Create a need to relax and cultivate an anxiety to enjoy White Nights in the spring.
With a little energy and a little money in your wallet, you don't have to visit St Petersburg in the summer to feel the magnificence of its famous White Nights.
The restaurant, Beliye Nochi (White Nights), can offer you the same feeling.
Certainly, we left feeling alive with the joys of the White Nights season after our visit one evening in early spring.
They were hard feelings to explain, yet its rich but inexpensive dishes, hospitable servers, spacious hall and a generally cool atmosphere filled us with dreams of White Nights.
We were met by a policeman at the entrance.
Instead of "chasing customers away" as someone would expect from "committed" law enforcers, this one seemed to be a cop who had been well- trained for the Russia's new market economy.
His ever-present smile and a gesture of welcome showed he had a warm heart.
No sooner had my dining mate and I taken a seat when the two musicians started playing a variety of English and Russian numbers.
Scattered here and there were various diners, but the musicians acted as if to dedicate the music to us.
I have to admit that I felt embarrassed when they looked at us while playing, as if asking for a tip.
But looking at the rich menu, written only in Russian, I decided to ignore the musicians and make up my mind on which dishes to choose.
I decided to get serious with my starter of a 19,900-rouble vegetable salad, which I enjoyed.
By the time my mate was finishing her 38,900-rouble dish of black caviar, I noticed that the musicians were disappointed.
They raised the volume to the maximum, perhaps to scare us.
I ordered beef shashlik for 39,000 roubles, which came in a big portion with a mixture of potatoes and vegetables that I ate to my fill.
My dining mate was watching her weight and would not order more, only a glass of pineapple juice at 8,500 roubles.
At this time I felt we should tip the musicians 5,000 roubles to stop them from making noise.
After an hour and a half and finishing the last drop of pineapple juice, we decided to leave.
There was a variety of desserts, including Irish coffee for 16,000 roubles.
There was also a variety of cocktails, but we didn't try one.
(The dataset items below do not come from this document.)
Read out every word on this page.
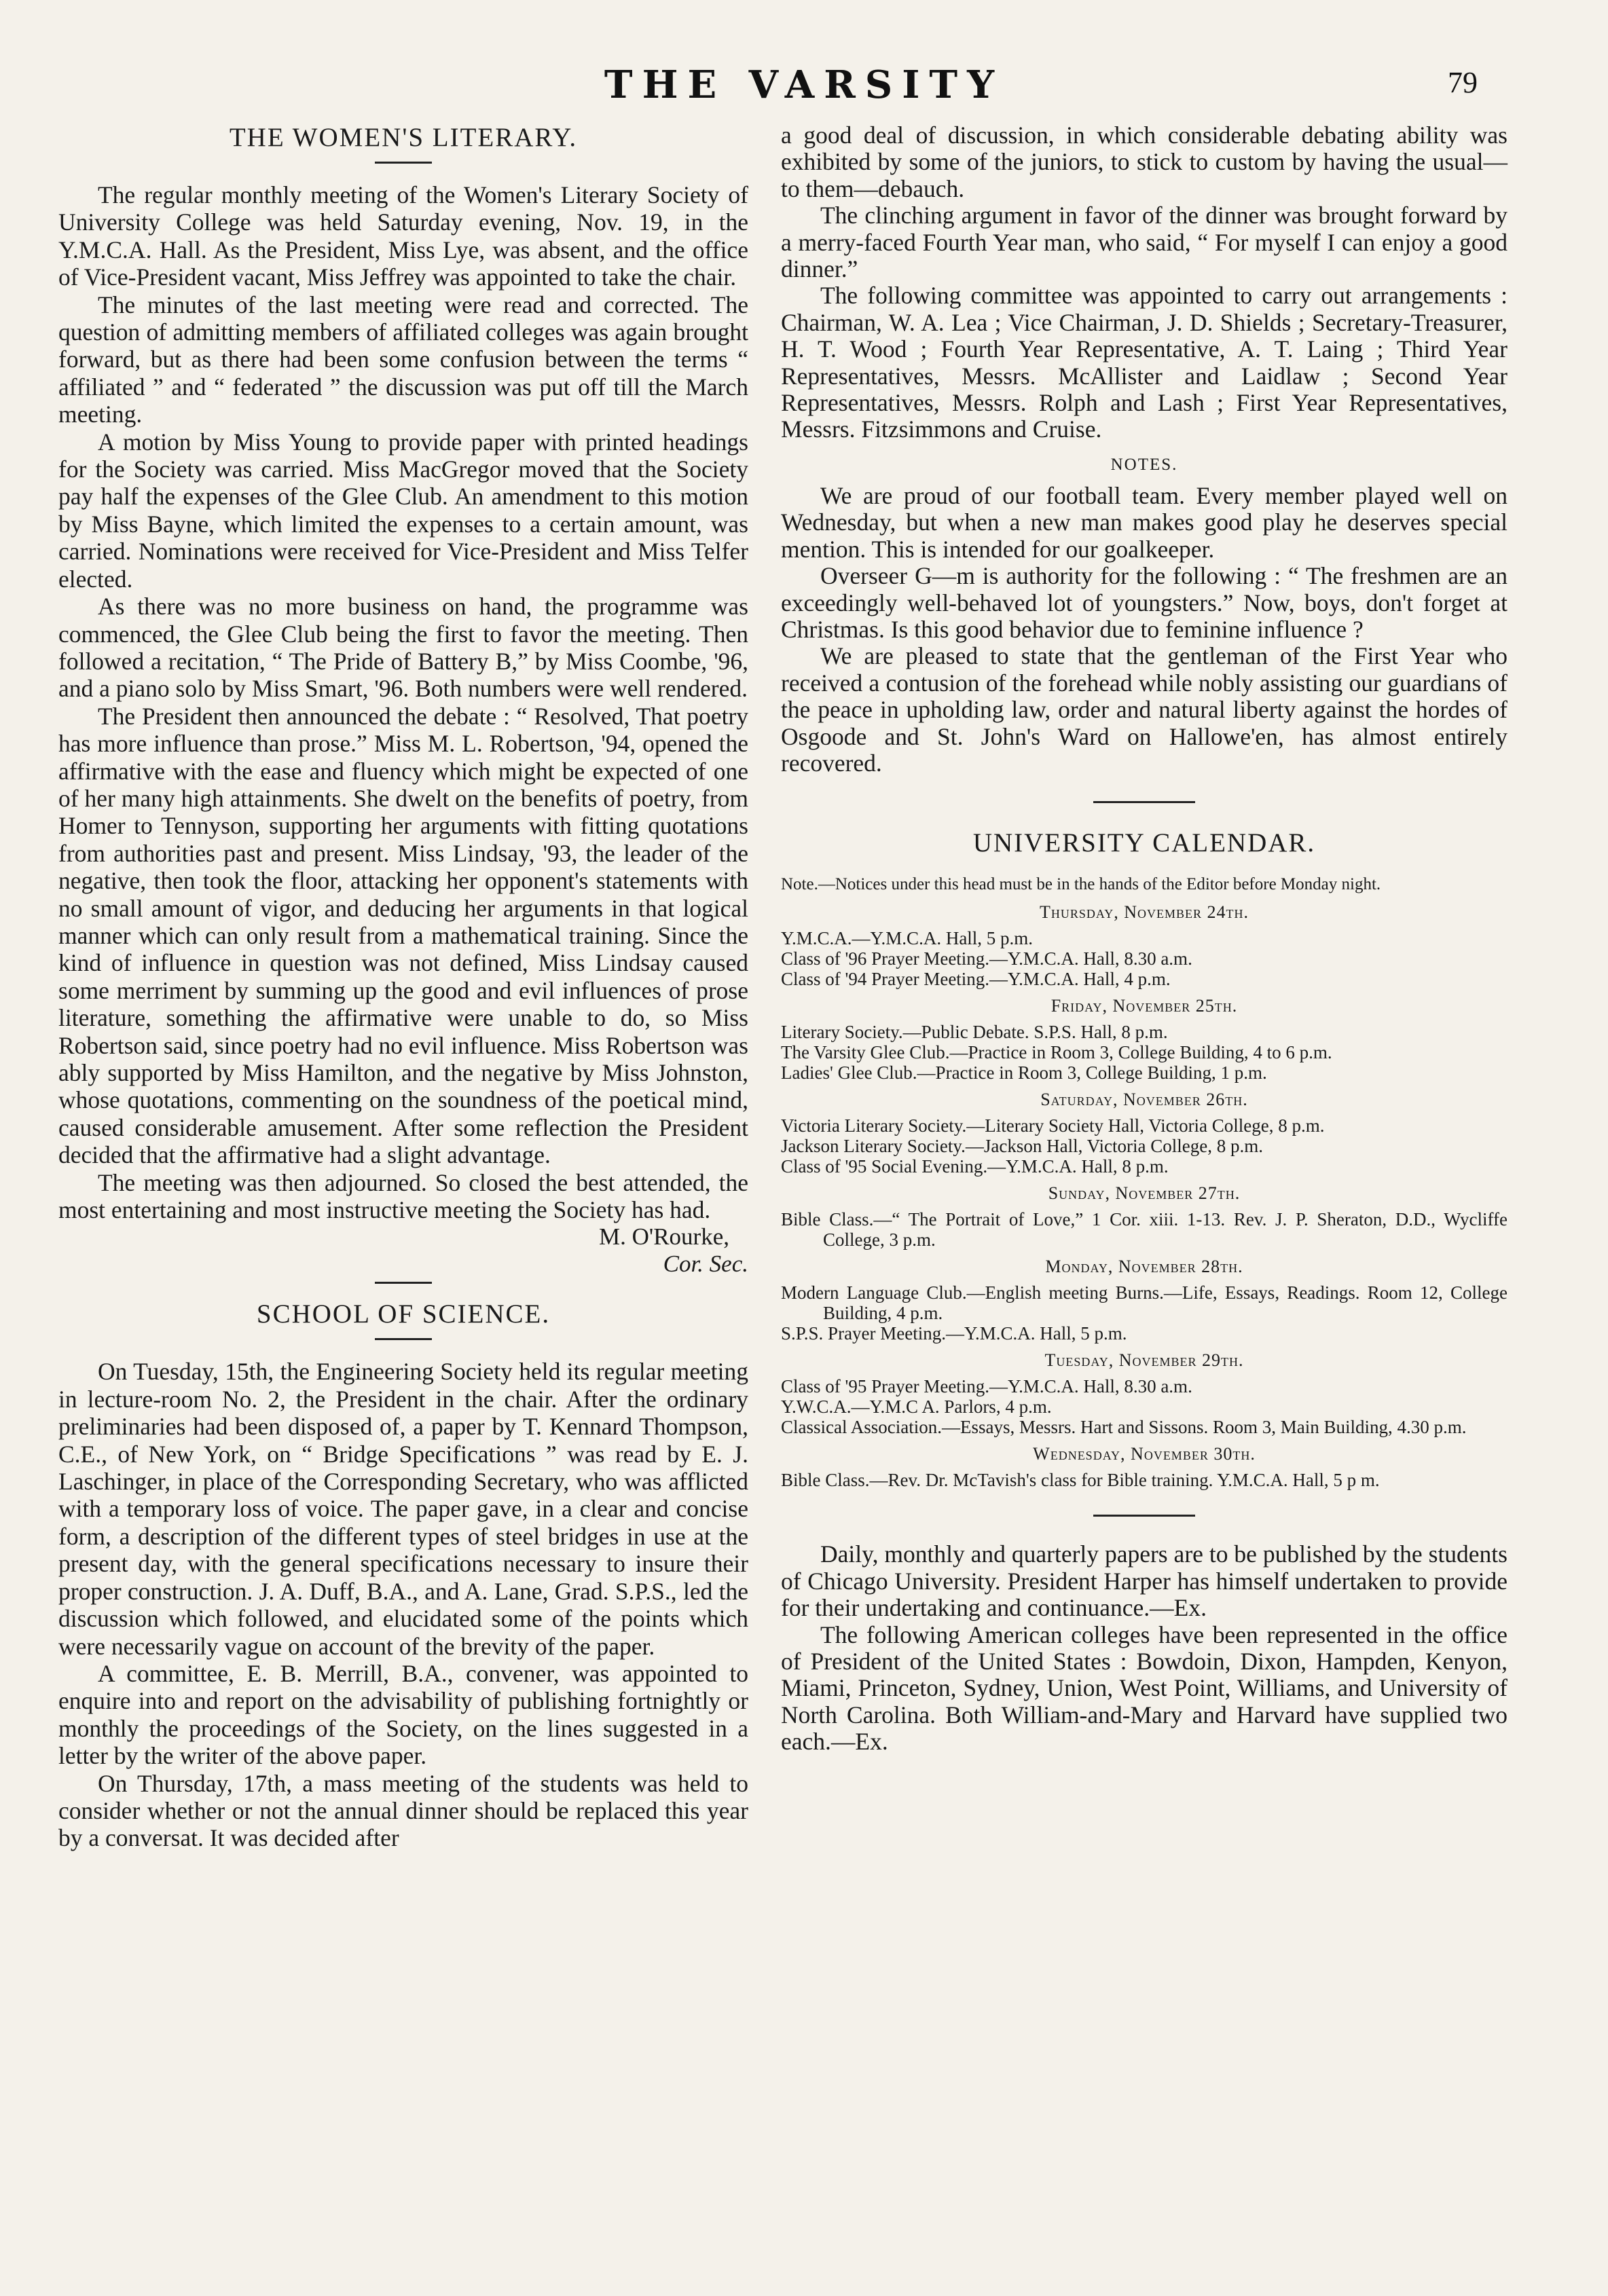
THE VARSITY	79
THE WOMEN'S LITERARY.

The regular monthly meeting of the Women's Literary Society of University College was held Saturday evening, Nov. 19, in the Y.M.C.A. Hall. As the President, Miss Lye, was absent, and the office of Vice-President vacant, Miss Jeffrey was appointed to take the chair.

The minutes of the last meeting were read and corrected. The question of admitting members of affiliated colleges was again brought forward, but as there had been some confusion between the terms “ affiliated ” and “ federated ” the discussion was put off till the March meeting.

A motion by Miss Young to provide paper with printed headings for the Society was carried. Miss MacGregor moved that the Society pay half the expenses of the Glee Club. An amendment to this motion by Miss Bayne, which limited the expenses to a certain amount, was carried. Nominations were received for Vice-President and Miss Telfer elected.

As there was no more business on hand, the programme was commenced, the Glee Club being the first to favor the meeting. Then followed a recitation, “ The Pride of Battery B,” by Miss Coombe, '96, and a piano solo by Miss Smart, '96. Both numbers were well rendered.

The President then announced the debate : “ Resolved, That poetry has more influence than prose.” Miss M. L. Robertson, '94, opened the affirmative with the ease and fluency which might be expected of one of her many high attainments. She dwelt on the benefits of poetry, from Homer to Tennyson, supporting her arguments with fitting quotations from authorities past and present. Miss Lindsay, '93, the leader of the negative, then took the floor, attacking her opponent's statements with no small amount of vigor, and deducing her arguments in that logical manner which can only result from a mathematical training. Since the kind of influence in question was not defined, Miss Lindsay caused some merriment by summing up the good and evil influences of prose literature, something the affirmative were unable to do, so Miss Robertson said, since poetry had no evil influence. Miss Robertson was ably supported by Miss Hamilton, and the negative by Miss Johnston, whose quotations, commenting on the soundness of the poetical mind, caused considerable amusement. After some reflection the President decided that the affirmative had a slight advantage.

The meeting was then adjourned. So closed the best attended, the most entertaining and most instructive meeting the Society has had.

M. O'Rourke,
Cor. Sec.
SCHOOL OF SCIENCE.

On Tuesday, 15th, the Engineering Society held its regular meeting in lecture-room No. 2, the President in the chair. After the ordinary preliminaries had been disposed of, a paper by T. Kennard Thompson, C.E., of New York, on “ Bridge Specifications ” was read by E. J. Laschinger, in place of the Corresponding Secretary, who was afflicted with a temporary loss of voice. The paper gave, in a clear and concise form, a description of the different types of steel bridges in use at the present day, with the general specifications necessary to insure their proper construction. J. A. Duff, B.A., and A. Lane, Grad. S.P.S., led the discussion which followed, and elucidated some of the points which were necessarily vague on account of the brevity of the paper.

A committee, E. B. Merrill, B.A., convener, was appointed to enquire into and report on the advisability of publishing fortnightly or monthly the proceedings of the Society, on the lines suggested in a letter by the writer of the above paper.

On Thursday, 17th, a mass meeting of the students was held to consider whether or not the annual dinner should be replaced this year by a conversat. It was decided after

a good deal of discussion, in which considerable debating ability was exhibited by some of the juniors, to stick to custom by having the usual—to them—debauch.

The clinching argument in favor of the dinner was brought forward by a merry-faced Fourth Year man, who said, “ For myself I can enjoy a good dinner.”

The following committee was appointed to carry out arrangements : Chairman, W. A. Lea ; Vice Chairman, J. D. Shields ; Secretary-Treasurer, H. T. Wood ; Fourth Year Representative, A. T. Laing ; Third Year Representatives, Messrs. McAllister and Laidlaw ; Second Year Representatives, Messrs. Rolph and Lash ; First Year Representatives, Messrs. Fitzsimmons and Cruise.

NOTES.

We are proud of our football team. Every member played well on Wednesday, but when a new man makes good play he deserves special mention. This is intended for our goalkeeper.

Overseer G—m is authority for the following : “ The freshmen are an exceedingly well-behaved lot of youngsters.” Now, boys, don't forget at Christmas. Is this good behavior due to feminine influence ?

We are pleased to state that the gentleman of the First Year who received a contusion of the forehead while nobly assisting our guardians of the peace in upholding law, order and natural liberty against the hordes of Osgoode and St. John's Ward on Hallowe'en, has almost entirely recovered.

UNIVERSITY CALENDAR.
Note.—Notices under this head must be in the hands of the Editor before Monday night.
Thursday, November 24th.
Y.M.C.A.—Y.M.C.A. Hall, 5 p.m.
Class of '96 Prayer Meeting.—Y.M.C.A. Hall, 8.30 a.m.
Class of '94 Prayer Meeting.—Y.M.C.A. Hall, 4 p.m.
Friday, November 25th.
Literary Society.—Public Debate. S.P.S. Hall, 8 p.m.
The Varsity Glee Club.—Practice in Room 3, College Building, 4 to 6 p.m.
Ladies' Glee Club.—Practice in Room 3, College Building, 1 p.m.
Saturday, November 26th.
Victoria Literary Society.—Literary Society Hall, Victoria College, 8 p.m.
Jackson Literary Society.—Jackson Hall, Victoria College, 8 p.m.
Class of '95 Social Evening.—Y.M.C.A. Hall, 8 p.m.
Sunday, November 27th.
Bible Class.—“ The Portrait of Love,” 1 Cor. xiii. 1-13. Rev. J. P. Sheraton, D.D., Wycliffe College, 3 p.m.
Monday, November 28th.
Modern Language Club.—English meeting Burns.—Life, Essays, Readings. Room 12, College Building, 4 p.m.
S.P.S. Prayer Meeting.—Y.M.C.A. Hall, 5 p.m.
Tuesday, November 29th.
Class of '95 Prayer Meeting.—Y.M.C.A. Hall, 8.30 a.m.
Y.W.C.A.—Y.M.C A. Parlors, 4 p.m.
Classical Association.—Essays, Messrs. Hart and Sissons. Room 3, Main Building, 4.30 p.m.
Wednesday, November 30th.
Bible Class.—Rev. Dr. McTavish's class for Bible training. Y.M.C.A. Hall, 5 p m.

Daily, monthly and quarterly papers are to be published by the students of Chicago University. President Harper has himself undertaken to provide for their undertaking and continuance.—Ex.

The following American colleges have been represented in the office of President of the United States : Bowdoin, Dixon, Hampden, Kenyon, Miami, Princeton, Sydney, Union, West Point, Williams, and University of North Carolina. Both William-and-Mary and Harvard have supplied two each.—Ex.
"Brandy-fix" cost 15,000 roubles per 125 grams, "Masquerade" liquor, 14,500 roubles per 100 grams, and "Zapal" (red Martini with orange juice and Gin) for 11,000 roubles.
All in all, we spent about 150,000 roubles.
The place is worth visiting, but foreigners who want to be left in peace should make sure they are not noticed by the musicians because, in the long run, customers have to pay a 10% service charge anyway.